Although the CO2eq-F values found in the treatment are higher where harvest residues were left (HR+L), at 0.3 and 9.3 MAH, it should be considered that the partial (L) or total (WR) removal of forest residues will cause GHG emissions. GHG emissions will occur in the process of removing material from the field, during transportation and in the processing in the industry for energy production. In this scenario, the consumption of fossil fuels should be accounted for, considering the removal of residues from the field and transport to industry. Diesel consumption is the main source of GHG emissions throughout the eucalyptus production cycle, corresponding to approximately 64% of the total emission according to [105]. The relevant GHG emissions during biomass combustion for energy generation should also be considered [106].

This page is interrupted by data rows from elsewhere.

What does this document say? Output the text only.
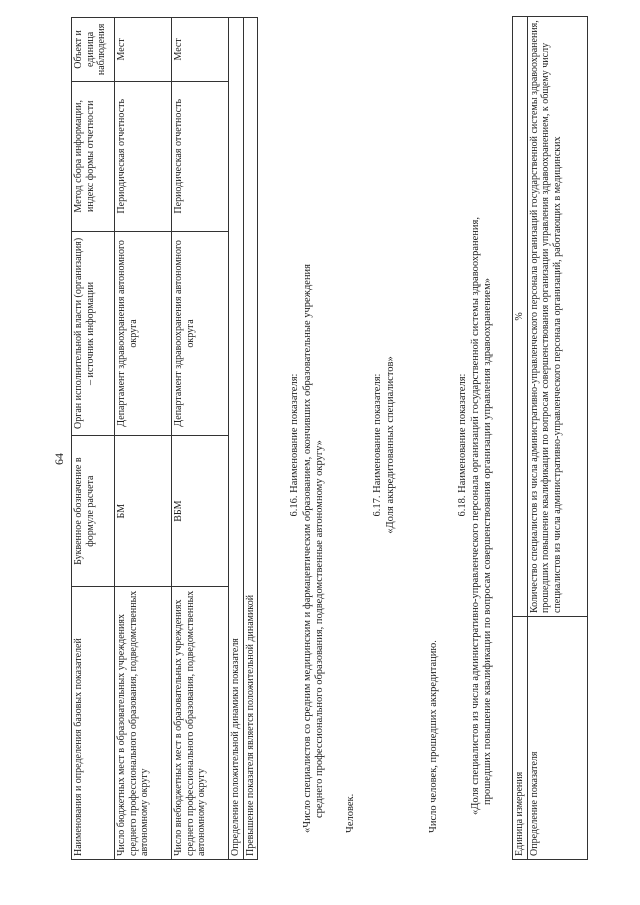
64
Наименования и определения базовых показателей	Буквенное обозначение в формуле расчета	Орган исполнительной власти (организация) – источник информации	Метод сбора информации, индекс формы отчетности	Объект и единица наблюдения
Число бюджетных мест в образовательных учреждениях среднего профессионального образования, подведомственных автономному округу	БМ	Департамент здравоохранения автономного округа	Периодическая отчетность	Мест
Число внебюджетных мест в образовательных учреждениях среднего профессионального образования, подведомственных автономному округу	ВБМ	Департамент здравоохранения автономного округа	Периодическая отчетность	Мест
Определение положительной динамики показателя				
Превышение показателя является положительной динамикой				
6.16. Наименование показателя: «Число специалистов со средним медицинским и фармацевтическим образованием, окончивших образовательные учреждения среднего профессионального образования, подведомственные автономному округу» Человек.
6.17. Наименование показателя: «Доля аккредитованных специалистов»
Число человек, прошедших аккредитацию.
6.18. Наименование показателя: «Доля специалистов из числа административно-управленческого персонала организаций государственной системы здравоохранения, прошедших повышение квалификации по вопросам совершенствования организации управления здравоохранением»
Единица измерения	%
Определение показателя	Количество специалистов из числа административно-управленческого персонала организаций государственной системы здравоохранения, прошедших повышение квалификации по вопросам совершенствования организации управления здравоохранением, к общему числу специалистов из числа административно-управленческого персонала организаций, работающих в медицинских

Additionally, it should be considered that the permanence of forest residues in the planting area favors nutrient cycling [12, 15], contributes to increasing soil diversity and microbial activity [12, 13], attenuates the physical deterioration of the soil under machine traffic [18, 19], reduces soil losses via water erosion [17], reduces thermal oscillations of the soil [107, 108] and minimizes soil water loss via evaporation [108].